La Raison d’être doit accélérer la transformation durable des entreprises françaises, en formalisant le sens de leur action. Force est de constater que les premières expressions semblent loin de relever cette ambition. Sans nier les démarches actives de RSE, l’outil Raison d’être semble totalement dévoyé. Les expressions empilent les poncifs bienveillants, les termes vagues, les ambitions sans aspérité et formulations transparentes. 

Nous voici deux ans après le vote de la Loi Pacte. Le cadre – désormais juridique – offert à la Raison d’être et à la qualité de société à mission, a créé un “appel d’air” incontestable.  Mais il semble bien que ce mouvement ne soit pas si “moteur” qu’on pourrait  le souhaiter.

Pour beaucoup, la Raison d’être reste une “formalisation”

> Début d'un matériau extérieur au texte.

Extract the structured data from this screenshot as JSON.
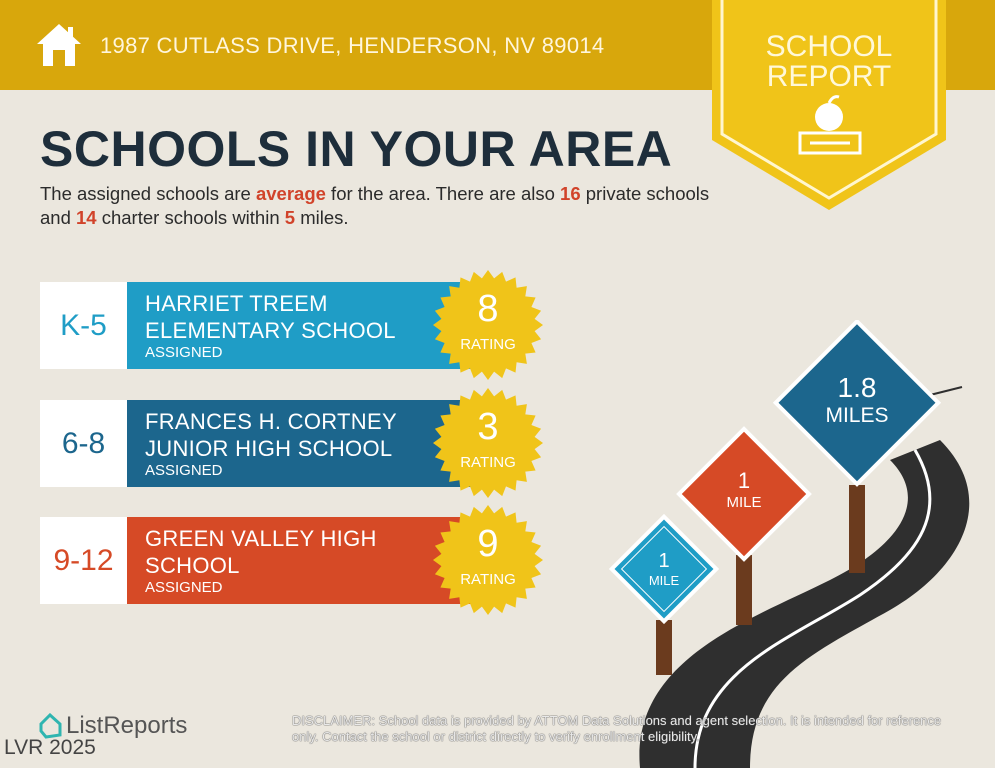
{
  "header": {
    "address": "1987 CUTLASS DRIVE, HENDERSON, NV 89014",
    "badge_line1": "SCHOOL",
    "badge_line2": "REPORT"
  },
  "title": "SCHOOLS IN YOUR AREA",
  "intro": {
    "p1": "The assigned schools are ",
    "rating_word": "average",
    "p2": " for the area. There are also ",
    "private_count": "16",
    "p3": " private schools and ",
    "charter_count": "14",
    "p4": " charter schools within ",
    "miles": "5",
    "p5": " miles."
  },
  "schools": [
    {
      "grade": "K-5",
      "name1": "HARRIET TREEM",
      "name2": "ELEMENTARY SCHOOL",
      "status": "ASSIGNED",
      "rating": "8",
      "rating_label": "RATING",
      "color": "#1f9dc6"
    },
    {
      "grade": "6-8",
      "name1": "FRANCES H. CORTNEY",
      "name2": "JUNIOR HIGH SCHOOL",
      "status": "ASSIGNED",
      "rating": "3",
      "rating_label": "RATING",
      "color": "#1c668d"
    },
    {
      "grade": "9-12",
      "name1": "GREEN VALLEY HIGH",
      "name2": "SCHOOL",
      "status": "ASSIGNED",
      "rating": "9",
      "rating_label": "RATING",
      "color": "#d64a26"
    }
  ],
  "signs": [
    {
      "value": "1",
      "unit": "MILE",
      "color": "#1f9dc6"
    },
    {
      "value": "1",
      "unit": "MILE",
      "color": "#d64a26"
    },
    {
      "value": "1.8",
      "unit": "MILES",
      "color": "#1c668d"
    }
  ],
  "footer": {
    "logo": "ListReports",
    "watermark": "LVR 2025",
    "disclaimer_label": "DISCLAIMER:",
    "disclaimer": " School data is provided by ATTOM Data Solutions and agent selection. It is intended for reference only. Contact the school or district directly to verify enrollment eligibility."
  }
}
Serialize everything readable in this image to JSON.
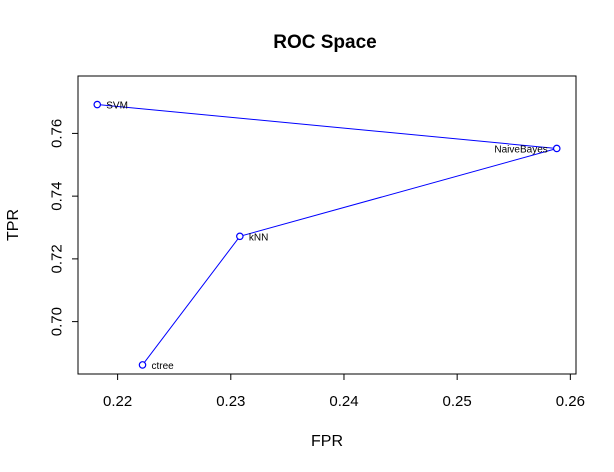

Parmi les 100 premières entreprises à mission, les ⅔ comptent moins de 50 salariés et on imagine leur engagement très antérieur. Les Raisons d’être se sont déployées très rapidement dans les grandes entreprises, et à plus de 75% dans celles du CAC 40. Ici aussi, la Raison d’être existait donc plus ou moins formellement à travers les engagements extra-financiers préalables. Est-ce pour cela que les “formulations” s’avèrent autant insipides ? Elles sont en grande majorité élaborées sur des expressions généralistes récurrentes : “construire l’avenir” “monde meilleur” “pour tous” “ensemble” “générations futures”…
40% contiennent le mot “durable” selon une étude de Comfluence ! Il semble qu’inscrire dans les statuts que l’entreprise s’engage sur la durabilité de leur modèle suffit à faire le job…Quand  Société Générale s’engage à “construire ensemble, avec nos clients, un avenir meilleur et durable en apportant des solutions financières responsables et innovantes”, on peut regretter que l’intention se limite à exercer, certes durablement, mais tout simplement son métier de banquier.

A quoi ça sert si ça ne fait rien bouger ?

Car ces expressions ne sont pas que creuses… Elles sont aussi souvent exemptes de vocation transformative. Dans la majorité des cas, les  entreprises se contentent d’une description “factuelle” de leur activité. Pourtant, la dimension durable doit s’inscrire dans des objectifs ambitieux de long terme, et donc dépasser l’état actuel pour tracer la profonde mutation du modèle économique. Comment jouer un rôle puissant dans la mobilisation interne si personne n’y voit un défi, un challenge, qui sera d’autant plus fort qu’il semblera “un peu fou” ! Dans bien des cas, ce sens, qui doit animer chaque jour les parties prenantes internes, est impossible à mémoriser ou restituer simplement (ah le manifesto qui coche bien toutes les cases !…).

Un twist dans le process ?

Les agences de communication sont souvent mises sur le banc, suspectées de trop « faire de la com » précisément. Les cabinets conseil “historiques” de RSE construisent des axes stratégiques durables mais sont rarement par essence des concepteurs, des créatifs, ni même des adeptes du planning stratégique. Quant à la démarche de consultation élargie des parties prenantes (notamment interne) avec le « final cut » du Comex, elle contient le germe du consensus mou, pour ne pas dire bancal. Si une Raison d’être se doit de fédérer les parties prenantes, une politique de durabilité partagée ne conduit pas nécessairement à une Raison d’être performante !

Un modèle à inventer ?

Peut-être faut-il de nouvelles collaborations, mixer des méthodes, développer des compétences hybrides… mais en tout cas ces deux années de pratique invitent à questionner les approches du sujet. L’élaboration de la Raison d’être est une formidable opportunité pour questionner le rapport à l’entreprise, articuler marque et corporate dans une logique renouvelée. Soyons positifs : de belles Raisons d’être émergent malgré tout, qui ne se contentent pas de décrire l’activité dans une perspective de durabilité, qui se saisissent d’angles pertinents, spécifiques et originaux, qui allient l’ambition à l’évocation puissante et enthousiasmante…
Orange est sans doute en la matière un exemple de responsabilité et d’ambition en s’érigeant en “acteur de confiance qui donne à chacune et chacun les clés d’un monde numérique responsable”. Voilà une mission d’importance tant il est nécessaire aujourd’hui de relever les défis auxquels notre société digitalisée nous confronte. Reste sans doute à adopter les mots qui sonnent avec enthousiasme la mobilisation générale.